# How do I Prevent Twitter from remembering me?



## PiscesMama (Sep 11, 2019)

Hello Friends,

I have installed DEEP FREEZE on my computer so that every time I "restart"....my computer is fresh and
new. I reboot every morning.

The ONLY online account I have that acts like I was just there AFTER I reboot.....is TWITTER. 

For some reason TWITTER (even without ticking the "Remember Me" box) has my sign-in Name in 
the User field when I go to sign in. It's VERY creepy and I don't like it. 

How can I prevent TWITTER from remembering me??? I want a completely new & fresh sign-in every
time. 

Thanks

Pisces Mama


----------



## lunarlander (Sep 22, 2007)

If you are using Deep Freeze, then the web site is doing the 'remembering'. Conceivably it can record your ip address and associate it to your sign in name.


----------



## PiscesMama (Sep 11, 2019)

lunarlander said:


> If you are using Deep Freeze, then the web site is doing the 'remembering'. Conceivably it can record your ip address and associate it to your sign in name.

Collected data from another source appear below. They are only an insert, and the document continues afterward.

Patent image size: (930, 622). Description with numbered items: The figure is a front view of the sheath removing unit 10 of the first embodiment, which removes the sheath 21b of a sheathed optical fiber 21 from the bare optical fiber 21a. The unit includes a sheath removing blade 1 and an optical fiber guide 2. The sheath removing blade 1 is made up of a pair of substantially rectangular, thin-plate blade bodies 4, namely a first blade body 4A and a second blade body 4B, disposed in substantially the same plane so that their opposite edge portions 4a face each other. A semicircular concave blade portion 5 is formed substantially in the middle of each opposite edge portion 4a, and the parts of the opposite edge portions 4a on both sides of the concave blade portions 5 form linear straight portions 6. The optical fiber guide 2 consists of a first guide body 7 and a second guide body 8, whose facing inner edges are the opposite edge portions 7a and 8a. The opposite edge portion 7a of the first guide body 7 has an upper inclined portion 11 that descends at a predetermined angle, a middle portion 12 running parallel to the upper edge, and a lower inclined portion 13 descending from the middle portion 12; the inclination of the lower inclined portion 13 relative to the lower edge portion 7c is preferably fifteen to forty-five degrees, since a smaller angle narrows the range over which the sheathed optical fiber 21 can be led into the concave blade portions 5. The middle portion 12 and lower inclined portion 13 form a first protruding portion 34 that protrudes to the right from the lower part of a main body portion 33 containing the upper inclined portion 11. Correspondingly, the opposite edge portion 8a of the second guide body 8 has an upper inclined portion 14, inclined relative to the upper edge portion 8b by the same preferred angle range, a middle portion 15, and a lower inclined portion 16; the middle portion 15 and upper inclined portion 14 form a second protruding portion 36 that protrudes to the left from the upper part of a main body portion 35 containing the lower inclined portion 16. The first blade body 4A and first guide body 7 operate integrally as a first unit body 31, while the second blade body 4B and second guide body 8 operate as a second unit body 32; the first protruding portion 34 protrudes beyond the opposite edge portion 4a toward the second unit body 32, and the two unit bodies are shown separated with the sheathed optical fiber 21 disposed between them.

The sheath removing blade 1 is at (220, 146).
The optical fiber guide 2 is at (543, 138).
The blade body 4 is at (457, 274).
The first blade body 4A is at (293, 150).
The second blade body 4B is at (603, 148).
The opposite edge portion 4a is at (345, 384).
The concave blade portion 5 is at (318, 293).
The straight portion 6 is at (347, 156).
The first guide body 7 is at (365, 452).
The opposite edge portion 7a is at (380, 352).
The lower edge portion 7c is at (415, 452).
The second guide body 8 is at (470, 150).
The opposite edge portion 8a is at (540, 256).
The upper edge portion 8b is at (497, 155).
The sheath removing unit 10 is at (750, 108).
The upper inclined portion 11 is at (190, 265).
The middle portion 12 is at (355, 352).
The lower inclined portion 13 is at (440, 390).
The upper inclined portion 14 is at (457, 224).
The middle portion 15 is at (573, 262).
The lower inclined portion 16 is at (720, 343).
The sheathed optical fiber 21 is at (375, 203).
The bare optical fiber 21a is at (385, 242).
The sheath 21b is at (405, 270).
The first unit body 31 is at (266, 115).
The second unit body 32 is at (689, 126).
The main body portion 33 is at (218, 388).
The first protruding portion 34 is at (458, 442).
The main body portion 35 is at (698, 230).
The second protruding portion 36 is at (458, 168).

Thank you for answering me Lunar. Really appreciate it.

What concerns me is ....the "Website" USED TO NOT remember me. I've been using Deep Freeze for a while and about the first 4 months I never had this issue.
I do not "tick" the remember me box.

BUT ALL OF A SUDDEN.....

(More info: My Twitter account has been hacked twice in the past but that was many years ago).


----------



## DaveA (Nov 16, 1999)

I would cleanup the cookies "BEFORE" you update the Deep Freeze next time.


----------



## Couriant (Mar 26, 2002)

I have use deepfreeze in an organization. I have had an user use a public computer and left his resume on the desktop, before our IT guy finished working on it and 'froze' the computer. (in hindsight the IT guy shouldn't left that computer available ...)

Which browser do you use?

Anyways, 'thaw' your machine, then clear all of the browsing data, including autofill and cache, etc. Then restart the machine and test the website. If it doesn't show up again, then 'freeze' the computer, then restart (which should be happening after the freeze) and test again.

The only other thing I can think of is that you may have set an area that would not be frozen (Thawed space).


----------